I have mentioned ad nauseam that I am a big fan of +Smartsheet and use it to track all of my daily tasks and projects. I have discovered the power of adding a budget column to my tasks sheet. Stuff that relates to me, personally, has one big sheet that gets subdivided into sections and subsections for every aspect of being Shaine Lee Mata. Currently, it's a list with over 900 items. I agree with you that I have way too many items listed.
I imagine that one could either give up on ever getting around to 900 items, or truly put everything into making a dent in the list. Yet, it seems that I am perpetually removing items that are done and adding some back. There are items that never seem to come off the list. They do eventually, but it seems like they never do.
I wondered why some items were lingering more than others. Obviously, it's because I never got around to doing them; but, what was holding me back. So, I went down the list and asked myself what was stopping me from doing each one. Too often, for those particularly recalcitrant to-do items, it turns out that it was lack of money. Often, these items have a cost that I am, have been unwilling to incur at the time.
For example, if I need haircuts for my son and for me, I know it will cost me about $30. But, if I'm a bit tight on cash this week, I would schedule the shearing for the following week after pay day. Or, if I need to buy new tires, upgrades for the computer, a tool, or whatever. It makes sense to cluster these things around when I have money, and when I see the cluster is too big, move it to the next payday.
As it turns out, having a budget cell next to my to-do item helps relieve some of that "guilt" about not getting around to doing it. In fact, I will know I have a damned good reason for not doing it.
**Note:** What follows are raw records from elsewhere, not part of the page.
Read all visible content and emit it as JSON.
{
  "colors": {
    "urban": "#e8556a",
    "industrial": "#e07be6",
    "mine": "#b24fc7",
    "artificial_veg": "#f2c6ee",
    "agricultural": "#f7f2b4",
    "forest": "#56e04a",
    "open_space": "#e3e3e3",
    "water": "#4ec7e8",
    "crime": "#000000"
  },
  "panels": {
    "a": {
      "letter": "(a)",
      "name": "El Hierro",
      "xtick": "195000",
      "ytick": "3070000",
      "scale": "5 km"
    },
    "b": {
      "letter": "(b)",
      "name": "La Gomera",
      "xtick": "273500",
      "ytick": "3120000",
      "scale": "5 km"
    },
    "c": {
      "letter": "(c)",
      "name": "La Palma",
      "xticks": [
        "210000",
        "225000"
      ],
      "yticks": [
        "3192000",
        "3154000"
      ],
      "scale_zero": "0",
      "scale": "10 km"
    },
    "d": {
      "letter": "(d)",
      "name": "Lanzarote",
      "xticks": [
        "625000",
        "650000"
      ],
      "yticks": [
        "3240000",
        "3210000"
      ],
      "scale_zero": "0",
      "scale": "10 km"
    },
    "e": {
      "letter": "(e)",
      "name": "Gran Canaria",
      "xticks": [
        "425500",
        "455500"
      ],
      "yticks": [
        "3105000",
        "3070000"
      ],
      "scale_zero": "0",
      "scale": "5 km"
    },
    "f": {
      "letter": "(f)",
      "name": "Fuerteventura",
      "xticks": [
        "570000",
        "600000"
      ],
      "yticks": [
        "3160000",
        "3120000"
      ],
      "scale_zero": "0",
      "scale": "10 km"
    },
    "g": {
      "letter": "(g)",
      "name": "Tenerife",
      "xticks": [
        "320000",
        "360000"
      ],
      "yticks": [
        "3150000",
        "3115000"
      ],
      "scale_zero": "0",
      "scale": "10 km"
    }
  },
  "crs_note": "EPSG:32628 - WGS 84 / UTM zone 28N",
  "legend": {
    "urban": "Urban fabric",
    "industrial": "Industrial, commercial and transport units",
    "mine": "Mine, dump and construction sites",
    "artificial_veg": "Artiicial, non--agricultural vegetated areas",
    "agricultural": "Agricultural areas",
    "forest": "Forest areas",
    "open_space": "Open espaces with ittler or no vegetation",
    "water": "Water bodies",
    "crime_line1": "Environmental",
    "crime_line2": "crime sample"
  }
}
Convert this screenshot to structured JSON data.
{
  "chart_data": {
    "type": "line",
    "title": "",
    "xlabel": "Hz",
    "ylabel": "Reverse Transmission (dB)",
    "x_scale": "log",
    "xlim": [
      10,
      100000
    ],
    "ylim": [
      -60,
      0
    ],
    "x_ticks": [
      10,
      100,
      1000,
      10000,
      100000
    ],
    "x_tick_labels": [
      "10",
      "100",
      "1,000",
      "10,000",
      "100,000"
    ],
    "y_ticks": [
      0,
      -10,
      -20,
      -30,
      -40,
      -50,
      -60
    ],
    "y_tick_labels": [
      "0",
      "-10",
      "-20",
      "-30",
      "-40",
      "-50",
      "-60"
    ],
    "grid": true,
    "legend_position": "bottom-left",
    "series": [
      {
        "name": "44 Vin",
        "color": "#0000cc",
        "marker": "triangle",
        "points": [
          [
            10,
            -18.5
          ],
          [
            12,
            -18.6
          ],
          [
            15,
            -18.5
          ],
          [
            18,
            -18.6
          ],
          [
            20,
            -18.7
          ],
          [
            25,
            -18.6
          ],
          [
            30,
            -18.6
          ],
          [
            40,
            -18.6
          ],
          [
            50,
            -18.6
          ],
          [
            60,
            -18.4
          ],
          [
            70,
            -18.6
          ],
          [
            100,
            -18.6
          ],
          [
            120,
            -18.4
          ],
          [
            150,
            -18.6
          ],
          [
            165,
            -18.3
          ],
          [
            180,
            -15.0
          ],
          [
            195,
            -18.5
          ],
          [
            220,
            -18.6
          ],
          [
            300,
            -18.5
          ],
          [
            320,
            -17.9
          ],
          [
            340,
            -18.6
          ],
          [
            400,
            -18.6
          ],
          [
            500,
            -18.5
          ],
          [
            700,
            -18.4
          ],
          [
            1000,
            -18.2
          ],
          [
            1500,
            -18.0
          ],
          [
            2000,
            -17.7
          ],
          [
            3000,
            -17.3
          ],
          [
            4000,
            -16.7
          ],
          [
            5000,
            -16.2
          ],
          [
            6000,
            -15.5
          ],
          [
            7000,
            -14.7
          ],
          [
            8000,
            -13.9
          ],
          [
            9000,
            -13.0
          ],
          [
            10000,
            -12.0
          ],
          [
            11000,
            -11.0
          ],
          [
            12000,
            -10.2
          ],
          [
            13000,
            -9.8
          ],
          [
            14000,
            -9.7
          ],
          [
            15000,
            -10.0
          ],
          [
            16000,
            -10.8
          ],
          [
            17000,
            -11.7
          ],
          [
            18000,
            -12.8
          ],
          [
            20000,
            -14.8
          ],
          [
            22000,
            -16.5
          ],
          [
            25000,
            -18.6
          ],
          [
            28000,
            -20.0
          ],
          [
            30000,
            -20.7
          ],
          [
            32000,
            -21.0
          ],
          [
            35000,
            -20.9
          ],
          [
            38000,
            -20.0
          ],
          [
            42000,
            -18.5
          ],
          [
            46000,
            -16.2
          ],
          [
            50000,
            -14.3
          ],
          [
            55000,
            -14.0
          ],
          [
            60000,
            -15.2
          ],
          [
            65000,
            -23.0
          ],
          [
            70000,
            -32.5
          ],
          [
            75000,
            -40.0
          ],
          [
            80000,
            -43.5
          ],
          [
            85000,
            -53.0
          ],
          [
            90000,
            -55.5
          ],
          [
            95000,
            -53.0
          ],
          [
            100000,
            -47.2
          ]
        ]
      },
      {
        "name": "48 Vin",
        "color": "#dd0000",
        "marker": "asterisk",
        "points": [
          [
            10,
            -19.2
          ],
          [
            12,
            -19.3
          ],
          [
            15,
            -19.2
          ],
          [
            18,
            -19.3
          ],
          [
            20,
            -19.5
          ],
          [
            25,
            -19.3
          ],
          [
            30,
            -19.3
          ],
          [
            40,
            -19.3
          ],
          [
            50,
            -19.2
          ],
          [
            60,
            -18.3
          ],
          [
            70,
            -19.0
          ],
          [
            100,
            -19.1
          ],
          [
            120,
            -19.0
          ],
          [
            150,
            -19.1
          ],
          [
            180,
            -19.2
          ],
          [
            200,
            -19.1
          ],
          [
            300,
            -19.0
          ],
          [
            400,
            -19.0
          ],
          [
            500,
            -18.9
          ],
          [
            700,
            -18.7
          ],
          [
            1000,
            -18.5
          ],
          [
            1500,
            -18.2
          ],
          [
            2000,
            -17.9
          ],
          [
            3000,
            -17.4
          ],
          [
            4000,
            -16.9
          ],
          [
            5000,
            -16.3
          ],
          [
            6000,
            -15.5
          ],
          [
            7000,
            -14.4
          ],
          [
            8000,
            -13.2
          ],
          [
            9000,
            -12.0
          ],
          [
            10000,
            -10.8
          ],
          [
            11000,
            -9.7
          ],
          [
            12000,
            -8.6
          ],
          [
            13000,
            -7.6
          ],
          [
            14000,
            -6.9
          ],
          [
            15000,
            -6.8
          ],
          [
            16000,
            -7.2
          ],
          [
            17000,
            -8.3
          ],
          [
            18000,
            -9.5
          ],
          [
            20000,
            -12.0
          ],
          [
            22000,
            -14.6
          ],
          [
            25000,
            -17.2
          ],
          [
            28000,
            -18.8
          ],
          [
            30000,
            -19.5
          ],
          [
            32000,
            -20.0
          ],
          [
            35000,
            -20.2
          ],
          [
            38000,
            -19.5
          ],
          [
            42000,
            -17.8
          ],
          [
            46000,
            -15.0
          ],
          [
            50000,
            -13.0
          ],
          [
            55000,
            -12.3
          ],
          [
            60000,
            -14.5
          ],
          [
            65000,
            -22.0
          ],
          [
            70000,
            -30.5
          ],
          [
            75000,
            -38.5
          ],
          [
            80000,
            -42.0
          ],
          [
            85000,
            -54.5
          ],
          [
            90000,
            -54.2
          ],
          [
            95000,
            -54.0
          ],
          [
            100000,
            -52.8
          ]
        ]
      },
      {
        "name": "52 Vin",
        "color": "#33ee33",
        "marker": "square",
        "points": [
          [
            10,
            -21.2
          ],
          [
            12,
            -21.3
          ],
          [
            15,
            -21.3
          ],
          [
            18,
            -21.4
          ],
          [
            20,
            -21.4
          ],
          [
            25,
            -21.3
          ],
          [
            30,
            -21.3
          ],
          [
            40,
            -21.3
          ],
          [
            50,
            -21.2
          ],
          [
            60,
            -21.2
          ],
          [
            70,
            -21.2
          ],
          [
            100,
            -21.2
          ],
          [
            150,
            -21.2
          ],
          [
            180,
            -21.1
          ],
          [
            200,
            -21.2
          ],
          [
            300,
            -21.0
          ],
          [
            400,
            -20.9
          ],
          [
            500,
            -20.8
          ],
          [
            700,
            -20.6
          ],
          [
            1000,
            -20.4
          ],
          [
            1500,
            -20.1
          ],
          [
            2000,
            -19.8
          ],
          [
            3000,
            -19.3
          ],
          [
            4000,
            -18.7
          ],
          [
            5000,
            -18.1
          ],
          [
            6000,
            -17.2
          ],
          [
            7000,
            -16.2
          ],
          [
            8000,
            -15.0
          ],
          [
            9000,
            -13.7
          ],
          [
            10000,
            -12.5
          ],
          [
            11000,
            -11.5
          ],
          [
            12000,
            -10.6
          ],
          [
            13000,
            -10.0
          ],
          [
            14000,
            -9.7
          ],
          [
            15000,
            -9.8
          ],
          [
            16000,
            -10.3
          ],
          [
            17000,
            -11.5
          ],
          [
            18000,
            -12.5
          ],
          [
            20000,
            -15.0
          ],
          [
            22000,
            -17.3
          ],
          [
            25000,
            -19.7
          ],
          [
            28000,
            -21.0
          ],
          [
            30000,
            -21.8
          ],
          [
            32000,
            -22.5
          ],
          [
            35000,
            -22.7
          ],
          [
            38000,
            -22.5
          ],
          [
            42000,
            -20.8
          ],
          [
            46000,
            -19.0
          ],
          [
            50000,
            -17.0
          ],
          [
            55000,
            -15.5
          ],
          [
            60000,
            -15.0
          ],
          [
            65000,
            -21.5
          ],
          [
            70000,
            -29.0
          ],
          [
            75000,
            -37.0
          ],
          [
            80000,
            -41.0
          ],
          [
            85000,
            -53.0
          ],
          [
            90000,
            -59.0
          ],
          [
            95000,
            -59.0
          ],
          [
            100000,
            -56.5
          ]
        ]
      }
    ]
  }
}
I can see at a glance that the new SSD for my computer costs $125, and is not as essential as, let's say, $30 in groceries. When I have $125 to spare, then it enters my realm of possibilities. If you have a big spend coming up, it doesn't make sense to put other big spends on the calendar around that time.
But, the budget field doesn't only apply to financial costs. There are also time costs. There are some tasks that do not cost you any cash, in some measurable way. However, those tasks may cost you time, which is also a limited supply. If I know that something will take me 2 hours to do, I may hesitate to schedule it during busy days unless absolutely necessary.
Doing three 15-minute tasks is more feasible than doing one 2 or 3 hour task. Or, let's say that I'm feeling particularly smurfy and decide to take on those 2 hour tasks in the evenings after work. This means that I would only schedule the one item for that evening rather than try to fill every nook and cranny of my evening.
When it comes down to it, adding a budget to your tasks, whether a financial or temporal budget, forces you to make your choices based on priorities. Your priorities may change from day to day, or week to week; but, the budget gives you an objective measure for choosing to do or not do something. And with that, you can rest peacefully with the knowledge that those items remaining on the list are better for you than trying to kick them out ASAP while making you broke or time-starved.